Gravity Gradiometer Survey and Real Time Techniques for Improving Inertial Navigation System Accuracy

摘要

As inertial navigation instrumentation becomes more advanced, erros associated with imprecise knowledge of the true gravity vector become significant. With the development of the moving base gravity gradiometer, a means for detecting the true gravity vector is available. This research explores both real time and a priori schemes for using gradiometer information to reduce the position and velocity error associated with an inertial navigation system. In the real time application, information derived from the gradiometer is filtered to produce estimates of position and velocity error. The problem is to derive accurate filters in the presence of an inherently transcendental gravity field. Conventional Kalman filters are cumbersome to apply in this instance.
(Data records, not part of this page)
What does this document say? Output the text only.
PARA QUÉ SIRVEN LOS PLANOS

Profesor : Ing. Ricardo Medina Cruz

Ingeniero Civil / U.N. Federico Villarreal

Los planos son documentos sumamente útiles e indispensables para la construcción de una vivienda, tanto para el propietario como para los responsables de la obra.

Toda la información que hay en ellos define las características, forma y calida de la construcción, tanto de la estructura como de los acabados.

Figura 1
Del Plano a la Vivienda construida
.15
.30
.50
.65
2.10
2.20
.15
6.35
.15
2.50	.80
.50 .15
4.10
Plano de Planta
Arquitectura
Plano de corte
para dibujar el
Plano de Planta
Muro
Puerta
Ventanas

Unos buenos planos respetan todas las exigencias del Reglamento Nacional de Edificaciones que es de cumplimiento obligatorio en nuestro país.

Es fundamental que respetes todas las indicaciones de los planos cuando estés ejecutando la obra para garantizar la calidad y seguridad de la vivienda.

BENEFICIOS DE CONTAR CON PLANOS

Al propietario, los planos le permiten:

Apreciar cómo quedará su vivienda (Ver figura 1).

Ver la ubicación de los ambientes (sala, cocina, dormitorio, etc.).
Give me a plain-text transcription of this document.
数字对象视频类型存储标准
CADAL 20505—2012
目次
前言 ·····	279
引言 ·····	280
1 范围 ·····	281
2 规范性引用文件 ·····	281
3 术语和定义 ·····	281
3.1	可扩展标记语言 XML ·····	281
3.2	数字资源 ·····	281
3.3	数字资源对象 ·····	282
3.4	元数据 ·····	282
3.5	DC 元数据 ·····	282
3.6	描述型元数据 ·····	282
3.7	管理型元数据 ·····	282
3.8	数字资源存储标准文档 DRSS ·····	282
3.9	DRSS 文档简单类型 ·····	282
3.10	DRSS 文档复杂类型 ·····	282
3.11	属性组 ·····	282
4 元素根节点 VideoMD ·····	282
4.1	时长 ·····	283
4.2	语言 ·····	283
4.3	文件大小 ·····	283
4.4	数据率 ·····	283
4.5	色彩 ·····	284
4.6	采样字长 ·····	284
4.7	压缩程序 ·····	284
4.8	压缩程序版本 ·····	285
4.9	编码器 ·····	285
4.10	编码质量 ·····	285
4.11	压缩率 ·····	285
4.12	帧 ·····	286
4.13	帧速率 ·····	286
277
However, the sensitivity of inertial navigation systems at Schuler frequency makes it possible to neglect errors outside of a narrow band of frequencies centered at Schuler frequency. This approximation leads to low order filters which may be applied with surprising accuracy. For the survey application, the gradiometer is used to establish a reference gravity model to be used in open loop inertial navigation system operation. By determining the root mean squared values of the resulting position and velocity errors. It is possible to evaluate the effectiveness of the survey scheme and to compare the survey application with the real time gradiometer application. Analytic and numeric covariance methods are used again to do these analyses.